Gov. Arnold Schwarzenegger said last week that California's budget delay costs the state $52 million a day. In what's becoming a near-annual tradition, the governor today installed a budget delay counter outside his Capitol office, blaming the Legislature for more than $300 million in costs as of this afternoon.
Despite the clock's implication, the $19.1 billion state deficit is not growing on a daily basis. The projected deficit size essentially remains fixed. What changes is the amount of time that California has to reduce it.
Schwarzenegger divides $19.1 billion into 365 days for an average of $52.3 million a day. If the budget had been on time, the state in theory would have reduced its expenditures and increased revenues by that daily amount on average in the 2010-11 fiscal year.
The actual impact of a budget delay is not as simple as the budget counter suggests. That's because not all deficit solutions have a daily impact.
On the cuts side, it's true that as each day that goes by, the state likely loses an opportunity to save money from reductions in SSI/SSP grants or state-worker salaries. For each day in lost savings to such programs, the state has to find other ways to make up for what would have been saved in such cuts.

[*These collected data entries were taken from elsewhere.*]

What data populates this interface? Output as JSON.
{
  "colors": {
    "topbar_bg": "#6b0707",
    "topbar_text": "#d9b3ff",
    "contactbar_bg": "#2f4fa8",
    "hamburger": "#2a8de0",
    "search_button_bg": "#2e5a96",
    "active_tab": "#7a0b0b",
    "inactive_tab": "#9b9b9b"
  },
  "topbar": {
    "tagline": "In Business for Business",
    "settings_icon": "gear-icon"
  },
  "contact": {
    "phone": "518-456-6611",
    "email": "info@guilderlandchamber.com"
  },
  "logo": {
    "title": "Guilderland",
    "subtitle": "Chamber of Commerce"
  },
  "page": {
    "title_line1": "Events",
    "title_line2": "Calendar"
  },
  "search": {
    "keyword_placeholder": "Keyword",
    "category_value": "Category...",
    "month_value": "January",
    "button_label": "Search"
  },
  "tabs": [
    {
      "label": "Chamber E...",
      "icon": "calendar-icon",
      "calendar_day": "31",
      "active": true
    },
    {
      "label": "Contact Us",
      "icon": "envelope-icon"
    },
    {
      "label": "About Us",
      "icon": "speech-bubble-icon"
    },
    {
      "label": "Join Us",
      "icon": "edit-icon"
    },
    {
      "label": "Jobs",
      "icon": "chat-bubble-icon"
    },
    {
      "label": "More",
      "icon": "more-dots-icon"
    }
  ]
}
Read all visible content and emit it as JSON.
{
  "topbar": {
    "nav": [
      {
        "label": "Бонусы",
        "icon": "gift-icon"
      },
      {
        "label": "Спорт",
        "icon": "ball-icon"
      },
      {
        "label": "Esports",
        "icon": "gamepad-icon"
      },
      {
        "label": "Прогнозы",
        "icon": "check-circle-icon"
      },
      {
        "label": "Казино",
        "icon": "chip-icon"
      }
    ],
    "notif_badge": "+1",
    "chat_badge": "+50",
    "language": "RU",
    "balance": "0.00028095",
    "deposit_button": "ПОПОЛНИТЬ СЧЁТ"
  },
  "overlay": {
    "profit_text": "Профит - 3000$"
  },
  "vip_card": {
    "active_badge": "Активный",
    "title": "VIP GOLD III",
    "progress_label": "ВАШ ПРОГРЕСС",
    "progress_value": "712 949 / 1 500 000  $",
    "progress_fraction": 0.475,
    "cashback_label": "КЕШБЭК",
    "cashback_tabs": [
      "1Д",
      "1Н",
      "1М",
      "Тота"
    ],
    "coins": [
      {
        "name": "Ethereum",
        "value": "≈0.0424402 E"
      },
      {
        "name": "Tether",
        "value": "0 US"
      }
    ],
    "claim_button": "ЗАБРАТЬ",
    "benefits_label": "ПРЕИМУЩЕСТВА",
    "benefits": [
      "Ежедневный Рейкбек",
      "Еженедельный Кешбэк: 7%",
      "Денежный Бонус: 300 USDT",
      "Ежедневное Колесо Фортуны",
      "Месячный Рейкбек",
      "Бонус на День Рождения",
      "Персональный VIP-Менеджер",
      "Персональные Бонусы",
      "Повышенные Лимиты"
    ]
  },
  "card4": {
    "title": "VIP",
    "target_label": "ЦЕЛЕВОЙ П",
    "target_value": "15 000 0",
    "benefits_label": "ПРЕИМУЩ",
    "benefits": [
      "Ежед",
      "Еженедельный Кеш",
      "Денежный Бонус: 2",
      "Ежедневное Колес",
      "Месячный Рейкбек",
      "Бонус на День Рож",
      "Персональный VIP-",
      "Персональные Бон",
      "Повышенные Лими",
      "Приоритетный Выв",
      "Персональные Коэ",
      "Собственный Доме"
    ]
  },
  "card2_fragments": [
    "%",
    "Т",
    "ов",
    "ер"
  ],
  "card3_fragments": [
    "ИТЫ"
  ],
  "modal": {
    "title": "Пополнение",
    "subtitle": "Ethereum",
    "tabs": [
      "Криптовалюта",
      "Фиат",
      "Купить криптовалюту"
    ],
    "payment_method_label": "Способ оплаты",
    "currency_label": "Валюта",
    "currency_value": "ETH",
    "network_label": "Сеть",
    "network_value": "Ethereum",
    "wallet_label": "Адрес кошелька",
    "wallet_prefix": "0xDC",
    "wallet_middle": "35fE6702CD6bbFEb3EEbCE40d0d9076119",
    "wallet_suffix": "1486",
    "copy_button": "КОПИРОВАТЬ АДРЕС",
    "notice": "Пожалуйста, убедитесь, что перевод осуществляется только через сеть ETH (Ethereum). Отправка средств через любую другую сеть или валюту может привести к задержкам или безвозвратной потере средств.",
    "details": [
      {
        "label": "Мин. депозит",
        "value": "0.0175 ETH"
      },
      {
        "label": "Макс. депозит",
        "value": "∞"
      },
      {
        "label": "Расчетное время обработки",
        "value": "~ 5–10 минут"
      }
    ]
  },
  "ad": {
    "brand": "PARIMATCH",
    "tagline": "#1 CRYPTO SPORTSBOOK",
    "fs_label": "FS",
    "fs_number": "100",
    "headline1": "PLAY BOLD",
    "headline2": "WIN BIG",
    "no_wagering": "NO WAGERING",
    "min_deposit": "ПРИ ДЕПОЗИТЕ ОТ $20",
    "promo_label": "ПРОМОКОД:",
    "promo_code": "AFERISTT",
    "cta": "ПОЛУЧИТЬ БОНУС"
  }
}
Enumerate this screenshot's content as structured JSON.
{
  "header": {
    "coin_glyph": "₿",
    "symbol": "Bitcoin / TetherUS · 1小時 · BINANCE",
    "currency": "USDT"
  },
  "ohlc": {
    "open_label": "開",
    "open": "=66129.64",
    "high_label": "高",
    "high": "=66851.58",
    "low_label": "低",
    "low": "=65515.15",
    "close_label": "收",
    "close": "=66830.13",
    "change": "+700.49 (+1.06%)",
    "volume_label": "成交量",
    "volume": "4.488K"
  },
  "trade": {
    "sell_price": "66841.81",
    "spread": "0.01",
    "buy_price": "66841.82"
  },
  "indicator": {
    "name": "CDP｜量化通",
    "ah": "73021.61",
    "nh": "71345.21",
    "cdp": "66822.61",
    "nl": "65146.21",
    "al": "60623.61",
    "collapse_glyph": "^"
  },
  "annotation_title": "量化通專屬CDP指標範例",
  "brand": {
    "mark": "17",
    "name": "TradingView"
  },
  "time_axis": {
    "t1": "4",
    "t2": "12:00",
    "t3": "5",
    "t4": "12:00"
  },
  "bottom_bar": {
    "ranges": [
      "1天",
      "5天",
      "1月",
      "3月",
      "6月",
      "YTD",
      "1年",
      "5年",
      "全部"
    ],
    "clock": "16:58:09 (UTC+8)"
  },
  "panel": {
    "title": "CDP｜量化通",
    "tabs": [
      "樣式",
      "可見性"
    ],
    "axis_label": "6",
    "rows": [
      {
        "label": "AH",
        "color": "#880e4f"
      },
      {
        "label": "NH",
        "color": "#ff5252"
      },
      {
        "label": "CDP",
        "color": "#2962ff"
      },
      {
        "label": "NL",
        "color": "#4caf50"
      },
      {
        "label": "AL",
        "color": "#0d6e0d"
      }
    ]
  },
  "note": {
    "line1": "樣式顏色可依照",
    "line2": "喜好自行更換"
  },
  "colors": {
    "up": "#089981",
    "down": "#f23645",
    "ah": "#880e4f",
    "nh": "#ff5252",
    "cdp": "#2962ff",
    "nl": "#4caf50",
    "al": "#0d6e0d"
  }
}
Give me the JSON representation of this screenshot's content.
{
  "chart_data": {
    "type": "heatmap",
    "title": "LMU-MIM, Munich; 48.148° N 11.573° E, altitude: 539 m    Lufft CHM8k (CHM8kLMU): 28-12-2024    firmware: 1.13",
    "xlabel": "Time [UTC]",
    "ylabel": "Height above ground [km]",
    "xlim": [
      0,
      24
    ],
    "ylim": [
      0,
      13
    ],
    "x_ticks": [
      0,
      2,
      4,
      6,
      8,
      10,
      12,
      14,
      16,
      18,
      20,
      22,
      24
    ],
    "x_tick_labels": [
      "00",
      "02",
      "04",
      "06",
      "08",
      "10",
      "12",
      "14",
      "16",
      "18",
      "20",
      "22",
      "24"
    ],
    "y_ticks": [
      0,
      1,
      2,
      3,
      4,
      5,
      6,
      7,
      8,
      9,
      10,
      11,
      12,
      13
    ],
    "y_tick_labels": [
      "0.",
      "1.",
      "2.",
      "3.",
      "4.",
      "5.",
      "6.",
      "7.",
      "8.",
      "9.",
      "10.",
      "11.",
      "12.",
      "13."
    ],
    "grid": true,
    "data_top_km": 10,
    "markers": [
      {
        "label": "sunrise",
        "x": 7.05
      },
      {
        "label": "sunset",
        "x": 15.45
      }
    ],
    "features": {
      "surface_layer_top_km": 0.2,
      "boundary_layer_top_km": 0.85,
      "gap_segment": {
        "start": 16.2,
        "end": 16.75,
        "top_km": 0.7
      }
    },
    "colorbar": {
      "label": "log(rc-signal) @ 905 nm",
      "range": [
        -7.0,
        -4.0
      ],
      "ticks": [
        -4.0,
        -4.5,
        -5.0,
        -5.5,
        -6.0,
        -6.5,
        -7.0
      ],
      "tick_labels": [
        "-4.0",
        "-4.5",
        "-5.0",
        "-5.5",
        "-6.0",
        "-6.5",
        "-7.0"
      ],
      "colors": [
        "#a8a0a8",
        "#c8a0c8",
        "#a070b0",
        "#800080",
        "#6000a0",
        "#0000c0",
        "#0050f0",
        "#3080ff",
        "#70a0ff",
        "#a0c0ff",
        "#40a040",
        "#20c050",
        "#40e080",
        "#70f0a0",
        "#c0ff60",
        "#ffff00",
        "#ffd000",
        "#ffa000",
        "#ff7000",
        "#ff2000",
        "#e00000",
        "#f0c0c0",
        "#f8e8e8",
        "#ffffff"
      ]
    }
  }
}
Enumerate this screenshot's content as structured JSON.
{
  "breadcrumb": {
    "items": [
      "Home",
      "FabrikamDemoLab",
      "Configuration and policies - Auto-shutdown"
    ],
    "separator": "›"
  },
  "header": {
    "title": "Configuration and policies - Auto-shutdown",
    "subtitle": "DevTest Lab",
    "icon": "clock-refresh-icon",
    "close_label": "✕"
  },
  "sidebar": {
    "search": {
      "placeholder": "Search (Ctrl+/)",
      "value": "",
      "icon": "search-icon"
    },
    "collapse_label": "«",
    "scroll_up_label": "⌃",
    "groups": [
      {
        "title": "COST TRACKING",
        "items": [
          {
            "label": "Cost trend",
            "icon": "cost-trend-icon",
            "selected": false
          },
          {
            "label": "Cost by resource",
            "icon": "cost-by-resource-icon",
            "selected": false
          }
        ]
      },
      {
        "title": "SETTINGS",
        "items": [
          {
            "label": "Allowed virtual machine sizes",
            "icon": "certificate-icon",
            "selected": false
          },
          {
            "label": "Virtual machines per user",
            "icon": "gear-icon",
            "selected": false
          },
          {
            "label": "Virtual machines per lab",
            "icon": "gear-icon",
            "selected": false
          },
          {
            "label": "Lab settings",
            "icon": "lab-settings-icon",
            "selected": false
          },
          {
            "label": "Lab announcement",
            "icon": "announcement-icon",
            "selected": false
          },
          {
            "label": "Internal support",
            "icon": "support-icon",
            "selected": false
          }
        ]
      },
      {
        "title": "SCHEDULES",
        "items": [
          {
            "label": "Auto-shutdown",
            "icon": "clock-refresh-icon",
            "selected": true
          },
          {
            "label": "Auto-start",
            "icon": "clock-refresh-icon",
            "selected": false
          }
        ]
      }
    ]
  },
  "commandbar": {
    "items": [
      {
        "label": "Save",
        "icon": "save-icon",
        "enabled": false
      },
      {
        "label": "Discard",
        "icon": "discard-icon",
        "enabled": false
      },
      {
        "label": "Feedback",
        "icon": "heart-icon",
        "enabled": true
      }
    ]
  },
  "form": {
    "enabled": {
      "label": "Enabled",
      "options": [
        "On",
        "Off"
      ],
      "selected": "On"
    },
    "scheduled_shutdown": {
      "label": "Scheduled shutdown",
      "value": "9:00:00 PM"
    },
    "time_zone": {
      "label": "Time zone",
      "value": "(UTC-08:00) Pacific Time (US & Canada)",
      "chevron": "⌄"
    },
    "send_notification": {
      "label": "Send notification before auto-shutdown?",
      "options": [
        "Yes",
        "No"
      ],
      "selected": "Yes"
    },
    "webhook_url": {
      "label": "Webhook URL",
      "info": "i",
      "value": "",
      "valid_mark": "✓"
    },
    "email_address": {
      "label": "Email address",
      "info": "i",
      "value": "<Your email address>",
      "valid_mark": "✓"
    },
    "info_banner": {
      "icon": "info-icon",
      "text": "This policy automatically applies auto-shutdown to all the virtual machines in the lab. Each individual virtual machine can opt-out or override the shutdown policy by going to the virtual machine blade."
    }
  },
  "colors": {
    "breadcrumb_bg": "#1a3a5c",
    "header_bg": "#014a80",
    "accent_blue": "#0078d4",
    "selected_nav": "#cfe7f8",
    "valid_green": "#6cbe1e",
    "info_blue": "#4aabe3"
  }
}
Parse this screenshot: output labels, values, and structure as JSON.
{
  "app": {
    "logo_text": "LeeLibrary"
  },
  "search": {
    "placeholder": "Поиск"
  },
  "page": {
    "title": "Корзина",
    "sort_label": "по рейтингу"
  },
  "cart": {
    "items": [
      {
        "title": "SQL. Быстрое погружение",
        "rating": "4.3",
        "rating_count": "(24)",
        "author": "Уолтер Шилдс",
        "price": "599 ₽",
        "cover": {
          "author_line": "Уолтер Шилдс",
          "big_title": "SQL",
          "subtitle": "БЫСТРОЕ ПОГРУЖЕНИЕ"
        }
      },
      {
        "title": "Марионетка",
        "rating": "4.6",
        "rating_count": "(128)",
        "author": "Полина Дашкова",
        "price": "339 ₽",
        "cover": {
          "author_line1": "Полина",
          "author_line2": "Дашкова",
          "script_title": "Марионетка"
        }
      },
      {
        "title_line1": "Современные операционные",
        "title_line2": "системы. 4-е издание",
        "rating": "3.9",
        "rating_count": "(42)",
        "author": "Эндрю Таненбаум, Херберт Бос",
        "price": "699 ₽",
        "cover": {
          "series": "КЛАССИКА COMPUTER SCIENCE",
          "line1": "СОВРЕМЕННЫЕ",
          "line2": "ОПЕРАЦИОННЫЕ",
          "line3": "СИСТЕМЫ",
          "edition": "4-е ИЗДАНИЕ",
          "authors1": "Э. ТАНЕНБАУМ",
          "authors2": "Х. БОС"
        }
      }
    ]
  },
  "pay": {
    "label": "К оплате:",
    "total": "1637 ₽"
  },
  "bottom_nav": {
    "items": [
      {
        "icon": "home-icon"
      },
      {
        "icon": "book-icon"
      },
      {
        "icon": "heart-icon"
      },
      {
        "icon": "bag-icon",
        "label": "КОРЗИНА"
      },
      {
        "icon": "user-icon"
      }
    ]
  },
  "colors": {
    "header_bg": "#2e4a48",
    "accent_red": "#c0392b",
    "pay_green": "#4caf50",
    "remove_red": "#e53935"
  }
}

But that's only if it is assumed the state will rely on those cuts for savings. Republicans do, Democrats don't.
That logic applies to the revenue side as well. For instance, Democrats want to impose an oil severance tax to raise $1 billion a year. If the state waits 45 days into the fiscal year to impose that tax, it would raise less than $1 billion or have to impose a higher rate on oil companies to get a full year's worth of revenues.
Other cuts are not as tied to the calendar.
State leaders are already counting on billions in savings that likely won't be affected by legislative delay. That includes $3.4 billion in federal aid and $811 million in savings from prison health care. The federal health care receiver has already said he is committed to cutting that much out of his budget, while it's up to Congress to decide whether California will receive that much in assistance.
Lawmakers are counting on selling 11 state office buildings, something that can occur at any point in the budget year. They're also assuming about $2 billion in internal fund shifts that also do not require immediate legislative action. And lawmakers can still eliminate about $2 billion in corporate tax breaks in 2010 and 2011 if they change the tax laws by the end of the year.
There are some solutions for which it would be beneficial to act immediately and other solutions that would not suffer by a one or two month delay. Some solutions can be applied retroactively -- for instance, a budget assumption about 2009-10 school funding -- while others cannot.
"There isn't a way to get a precise number," said Michael Cohen, deputy legislative analyst with the nonpartisan Legislative Analyst's Office. "It's more complicated than a simple divide by 365."
Ultimately, the true impact of a budget delay will depend on which solutions are used to bridge the deficit and whether they are broader than they otherwise would have been. There may also be additional borrowing costs if state leaders wait so long that they threaten the state's credit rating or borrowing ability. There may be interest payments if the state uses IOUs. Those impacts cannot be presented cleanly in a budget counter.